Their wedding had been a small affair at the end of June, giving them only a week for a honeymoon. Neither had wanted an elaborate wedding—partially because of time constraints, but also because of finances. Neither of them came from an affluent family and both were attending medical school on student loans. They had married beneath a gazebo in a local park. James thought the simple ceremony had been as touching as any elaborate wedding he’d ever reluctantly attended.
“October’s going to be a tough month for Mia,” Connor commented as he sliced into the steaming pasta that had just been set in front of him. “With me in Chicago, she’ll be fully responsible for Alexis, in addition to her grad-school work and her teaching position.”
Connor’s guilt was evident to all of them. Typically, Haley was the first to offer encouragement. “They’ll be fine while you’re gone, Connor. Mia loves being with Alexis and vice versa. It isn’t as if Alexis is any trouble. She’s a good kid.”
From what James had observed, completing medical school while maintaining personal relationships was a tricky balancing act. Med school required total commitment, leaving little free time for family and friends, especially during those first two years of endless classes and studying. Fourth year wasn’t so bad, other than the highly recommended away rotations, but then would come residency programs. Everyone knew how many hours a medical resident spent at the hospitals.
James was aware of several marriages that had ended among his classmates during the past three years. But for his study-group friends, he was very optimistic that their romantic partnerships would endure.
Mia had been well prepared for what she was getting into when she’d married a single-father medical student. She had made it clear she considered the short-term sacrifices worth the effort to allow Connor to follow his dream, just as she was pursuing her own doctorate in education. Anne Easton had been through a rocky spell with her husband, Liam McCright, but that was due more to family issues than the demands of medical school. And Haley and Ron were certainly prepared to make the compromises necessary to be successful both in their careers and their relationship.

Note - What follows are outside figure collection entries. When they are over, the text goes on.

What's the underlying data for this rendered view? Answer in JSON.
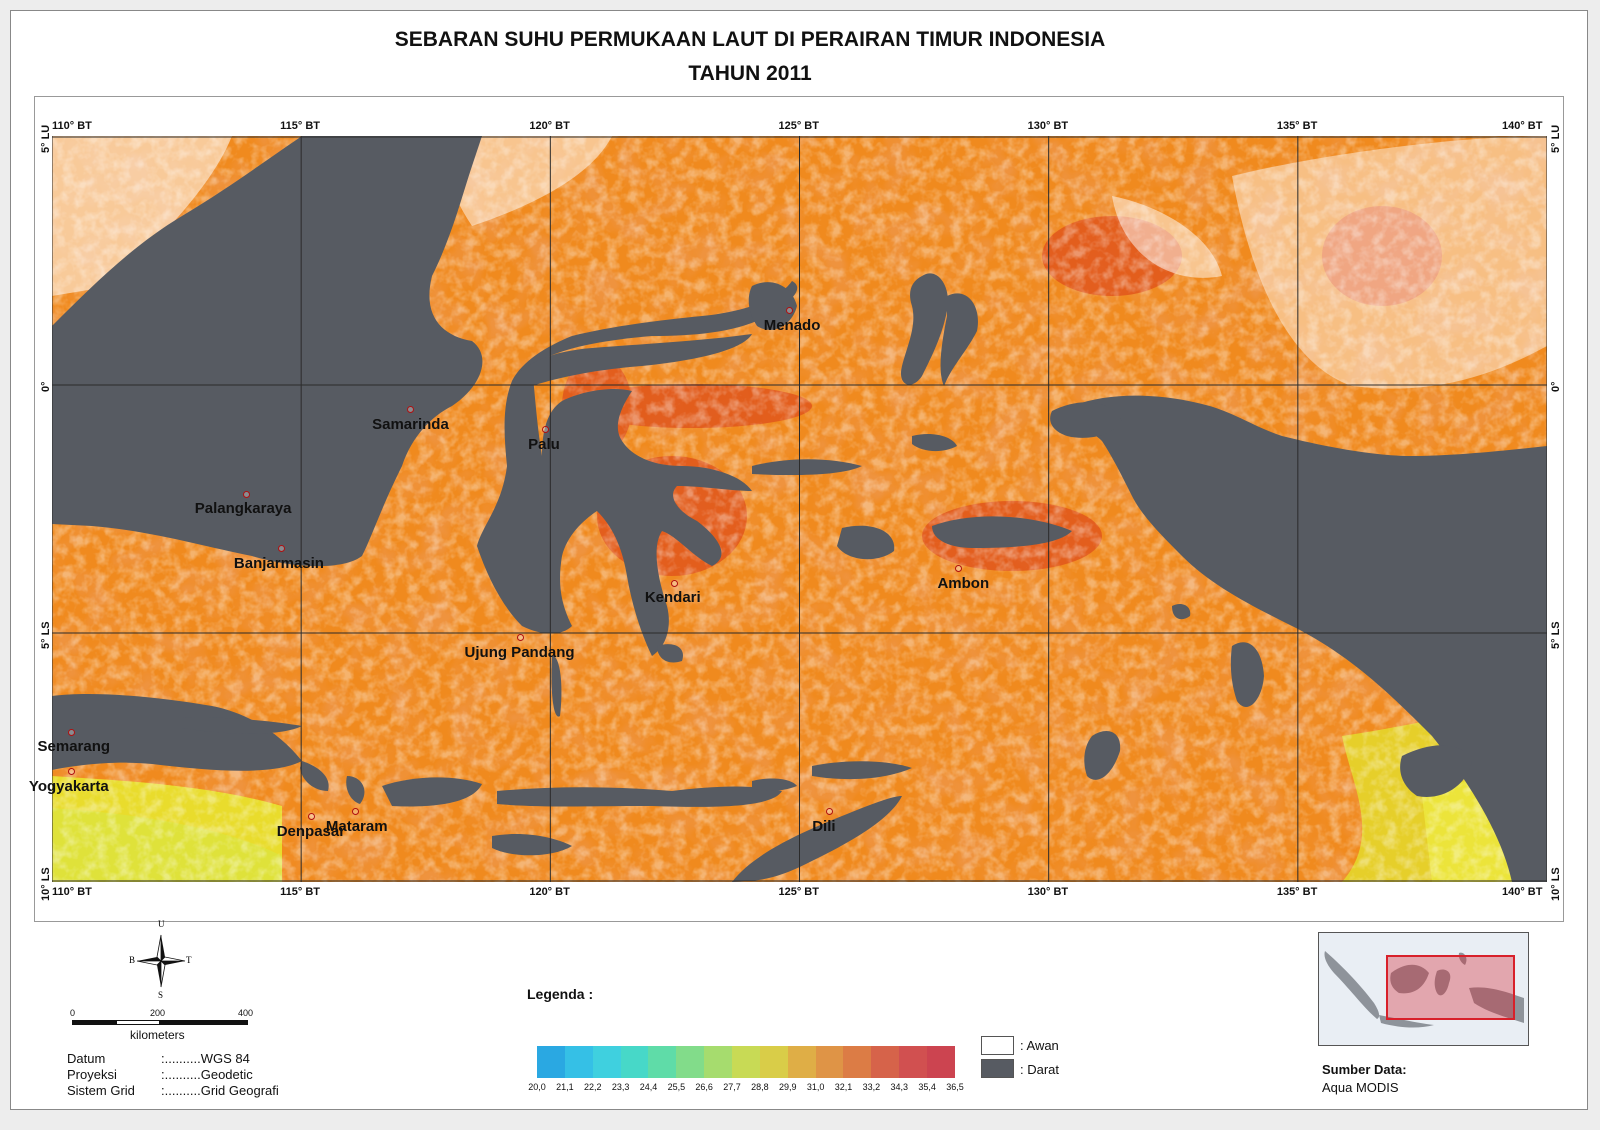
{
  "title": {
    "line1": "SEBARAN SUHU PERMUKAAN LAUT DI PERAIRAN TIMUR INDONESIA",
    "line2": "TAHUN 2011"
  },
  "colors": {
    "land": "#575b62",
    "cloud": "#ffffff",
    "sea_main": "#f08a1e",
    "sea_warm": "#e0561c",
    "sea_cool": "#e4d730",
    "grid": "#2b2b2b"
  },
  "grid": {
    "lon_labels": [
      "110° BT",
      "115° BT",
      "120° BT",
      "125° BT",
      "130° BT",
      "135° BT",
      "140° BT"
    ],
    "lat_labels": [
      "5° LU",
      "0°",
      "5° LS",
      "10° LS"
    ]
  },
  "cities": [
    {
      "name": "Menado",
      "lon": 124.8,
      "lat": 1.5
    },
    {
      "name": "Samarinda",
      "lon": 117.2,
      "lat": -0.5
    },
    {
      "name": "Palu",
      "lon": 119.9,
      "lat": -0.9
    },
    {
      "name": "Palangkaraya",
      "lon": 113.9,
      "lat": -2.2
    },
    {
      "name": "Banjarmasin",
      "lon": 114.6,
      "lat": -3.3
    },
    {
      "name": "Kendari",
      "lon": 122.5,
      "lat": -4.0
    },
    {
      "name": "Ambon",
      "lon": 128.2,
      "lat": -3.7
    },
    {
      "name": "Ujung Pandang",
      "lon": 119.4,
      "lat": -5.1
    },
    {
      "name": "Semarang",
      "lon": 110.4,
      "lat": -7.0
    },
    {
      "name": "Yogyakarta",
      "lon": 110.4,
      "lat": -7.8
    },
    {
      "name": "Mataram",
      "lon": 116.1,
      "lat": -8.6
    },
    {
      "name": "Denpasar",
      "lon": 115.2,
      "lat": -8.7
    },
    {
      "name": "Dili",
      "lon": 125.6,
      "lat": -8.6
    }
  ],
  "legend": {
    "title": "Legenda :",
    "ramp_values": [
      "20,0",
      "21,1",
      "22,2",
      "23,3",
      "24,4",
      "25,5",
      "26,6",
      "27,7",
      "28,8",
      "29,9",
      "31,0",
      "32,1",
      "33,2",
      "34,3",
      "35,4",
      "36,5"
    ],
    "ramp_colors": [
      "#2aa8e2",
      "#35c0e6",
      "#3fd0df",
      "#47d8c8",
      "#5fdca8",
      "#82dc8a",
      "#a6dc6e",
      "#c8da55",
      "#d9cd48",
      "#dfae46",
      "#df9446",
      "#dc7c45",
      "#d6634a",
      "#d15050",
      "#cc4450"
    ],
    "classes": [
      {
        "label": ": Awan",
        "color": "#ffffff"
      },
      {
        "label": ": Darat",
        "color": "#575b62"
      }
    ]
  },
  "compass": {
    "north": "U",
    "south": "S",
    "west": "B",
    "east": "T"
  },
  "scale": {
    "ticks": [
      "0",
      "200",
      "400"
    ],
    "unit": "kilometers"
  },
  "projection_info": [
    {
      "label": "Datum",
      "value": ":..........WGS 84"
    },
    {
      "label": "Proyeksi",
      "value": ":..........Geodetic"
    },
    {
      "label": "Sistem Grid",
      "value": ":..........Grid Geografi"
    }
  ],
  "source": {
    "title": "Sumber Data:",
    "value": "Aqua MODIS"
  }
}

James had dated occasionally, but only casually. His record with relationships wasn’t particularly encouraging even without the demands of his career training to further complicate matters. Surreptitiously studying the smiles Haley and Ron exchanged, he was aware of a slight pang of…something. It felt almost like wistfulness, though he brushed that thought aside quickly. Apparently he was letting himself be affected by the rosy romances of his friends. He was the only single member left of this group, to whom he had become so close during the past three years.

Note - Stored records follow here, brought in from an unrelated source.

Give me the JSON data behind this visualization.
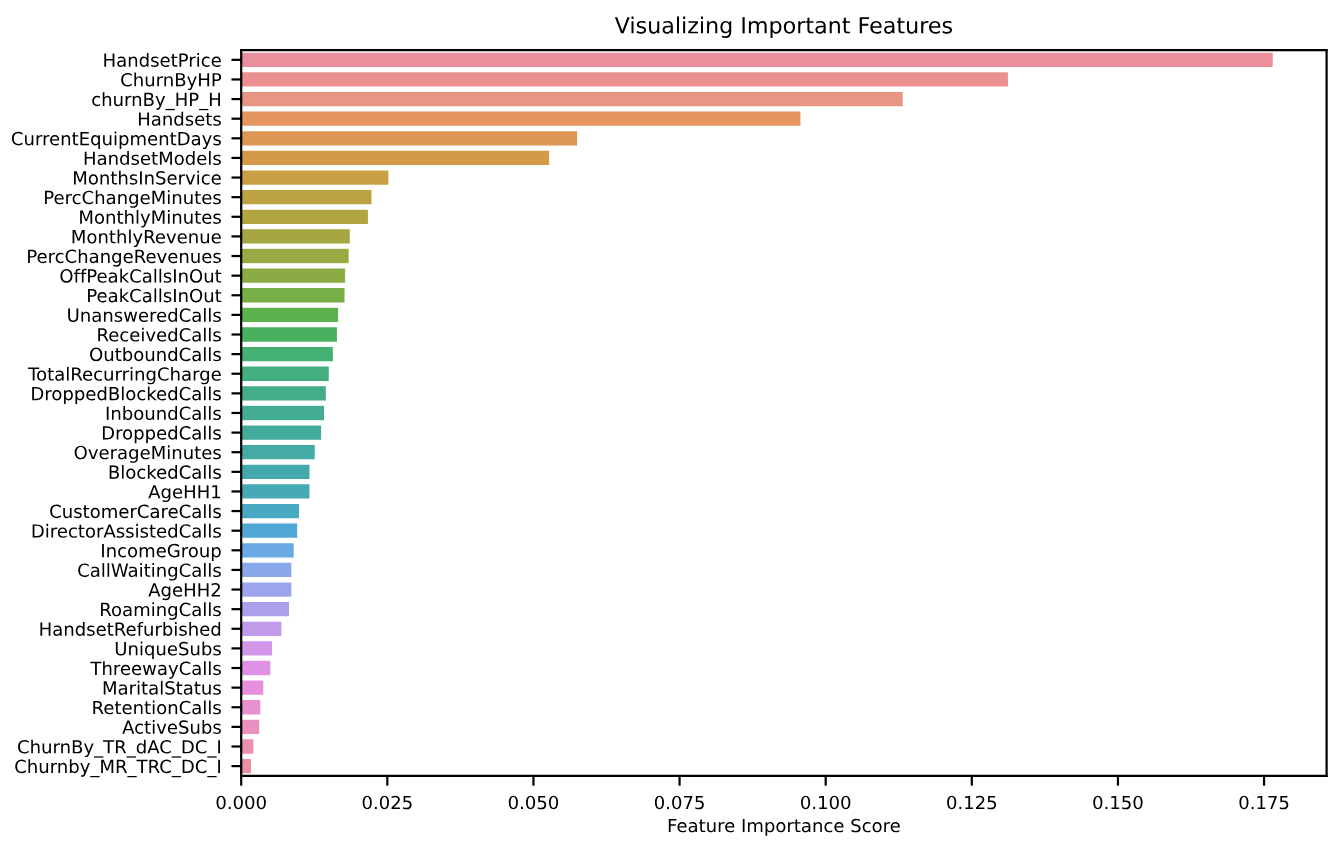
{
  "chart_data": {
    "type": "bar",
    "orientation": "horizontal",
    "title": "Visualizing Important Features",
    "xlabel": "Feature Importance Score",
    "categories": [
      "HandsetPrice",
      "ChurnByHP",
      "churnBy_HP_H",
      "Handsets",
      "CurrentEquipmentDays",
      "HandsetModels",
      "MonthsInService",
      "PercChangeMinutes",
      "MonthlyMinutes",
      "MonthlyRevenue",
      "PercChangeRevenues",
      "OffPeakCallsInOut",
      "PeakCallsInOut",
      "UnansweredCalls",
      "ReceivedCalls",
      "OutboundCalls",
      "TotalRecurringCharge",
      "DroppedBlockedCalls",
      "InboundCalls",
      "DroppedCalls",
      "OverageMinutes",
      "BlockedCalls",
      "AgeHH1",
      "CustomerCareCalls",
      "DirectorAssistedCalls",
      "IncomeGroup",
      "CallWaitingCalls",
      "AgeHH2",
      "RoamingCalls",
      "HandsetRefurbished",
      "UniqueSubs",
      "ThreewayCalls",
      "MaritalStatus",
      "RetentionCalls",
      "ActiveSubs",
      "ChurnBy_TR_dAC_DC_I",
      "Churnby_MR_TRC_DC_I"
    ],
    "values": [
      0.1766,
      0.1313,
      0.1133,
      0.0958,
      0.0576,
      0.0528,
      0.0253,
      0.0224,
      0.0218,
      0.0187,
      0.0185,
      0.0179,
      0.0178,
      0.0167,
      0.0165,
      0.0158,
      0.0151,
      0.0146,
      0.0143,
      0.0138,
      0.0127,
      0.0118,
      0.0118,
      0.01,
      0.0097,
      0.0091,
      0.0087,
      0.0087,
      0.0083,
      0.007,
      0.0054,
      0.0051,
      0.0039,
      0.0034,
      0.0032,
      0.0022,
      0.0018
    ],
    "colors": [
      "#ea8f9b",
      "#ea9190",
      "#e99584",
      "#e49560",
      "#dd9652",
      "#d49a48",
      "#c9a044",
      "#bca242",
      "#b1a542",
      "#a6a742",
      "#9aa943",
      "#8bac44",
      "#77ae46",
      "#5cb24d",
      "#48b160",
      "#44b072",
      "#43ae80",
      "#43ad8b",
      "#42ac94",
      "#42ab9c",
      "#43aaa4",
      "#44a9ac",
      "#46a9b6",
      "#49a8c3",
      "#4ea7d4",
      "#6aa9e4",
      "#89a8ea",
      "#9ca5ec",
      "#ae9fec",
      "#c19aea",
      "#d196e8",
      "#de91e5",
      "#e68fdc",
      "#e88fcd",
      "#e990be",
      "#ea91b0",
      "#ea90a4"
    ],
    "xlim": [
      0,
      0.1857
    ],
    "xticks": [
      {
        "value": 0,
        "label": "0.000"
      },
      {
        "value": 0.025,
        "label": "0.025"
      },
      {
        "value": 0.05,
        "label": "0.050"
      },
      {
        "value": 0.075,
        "label": "0.075"
      },
      {
        "value": 0.1,
        "label": "0.100"
      },
      {
        "value": 0.125,
        "label": "0.125"
      },
      {
        "value": 0.15,
        "label": "0.150"
      },
      {
        "value": 0.175,
        "label": "0.175"
      }
    ],
    "grid": false
  }
}
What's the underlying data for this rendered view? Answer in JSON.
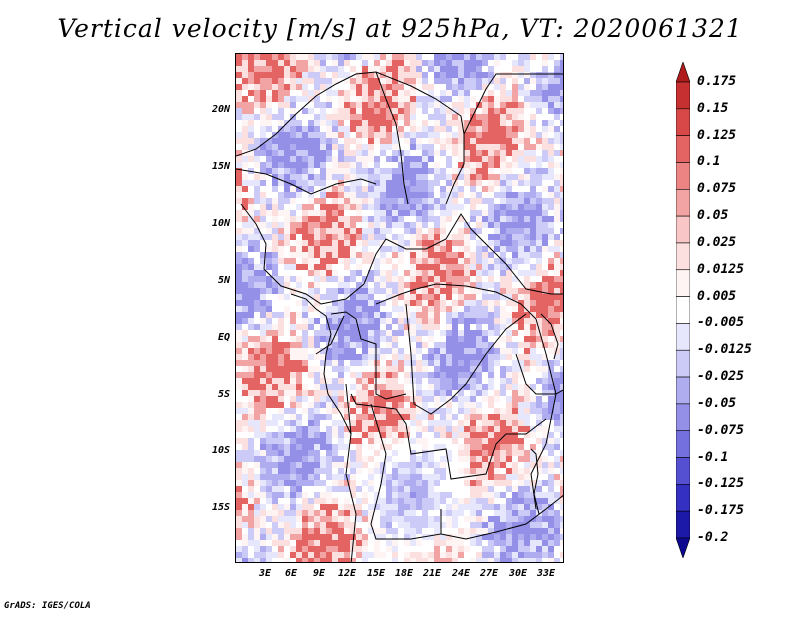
{
  "title": "Vertical velocity [m/s] at 925hPa, VT: 2020061321",
  "map": {
    "y_axis_labels": [
      "20N",
      "15N",
      "10N",
      "5N",
      "EQ",
      "5S",
      "10S",
      "15S"
    ],
    "x_axis_labels": [
      "3E",
      "6E",
      "9E",
      "12E",
      "15E",
      "18E",
      "21E",
      "24E",
      "27E",
      "30E",
      "33E"
    ]
  },
  "colorbar": {
    "labels": [
      "0.175",
      "0.15",
      "0.125",
      "0.1",
      "0.075",
      "0.05",
      "0.025",
      "0.0125",
      "0.005",
      "-0.005",
      "-0.0125",
      "-0.025",
      "-0.05",
      "-0.075",
      "-0.1",
      "-0.125",
      "-0.175",
      "-0.2"
    ],
    "colors": [
      "#b01c1c",
      "#c63030",
      "#d84848",
      "#e46464",
      "#ec8484",
      "#f2a4a4",
      "#f8c6c6",
      "#fce0e0",
      "#fff4f4",
      "#ffffff",
      "#e6e6fc",
      "#cccaf6",
      "#b0acf0",
      "#9490e8",
      "#7470de",
      "#5550d2",
      "#3430c2",
      "#1c18a8",
      "#0c0890"
    ]
  },
  "credit": "GrADS: IGES/COLA"
}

Pulling his gaze from the happy couple, he glanced away from the table—only to have his glance intercepted by a pair of familiar green eyes.
No way, he thought, swallowing a groan. What were the odds that Shannon would show up here at this moment? Of course, the restaurant was only a few blocks from where she worked. And it was half-price lasagna night. But still, of all the restaurants in Little Rock…
This would probably give her even more reason to believe he was stalking her, he thought glumly. Even though he’d obviously arrived first, since she was just being led to a table along with another woman. And even though he was there with friends of his own.
She hesitated momentarily and he wondered if she was deciding whether to nod acknowledgment or pretend she hadn’t seen him. But then she stopped by his table and gave him a bright smile, motioning for her friend to continue on. “Hello, James.”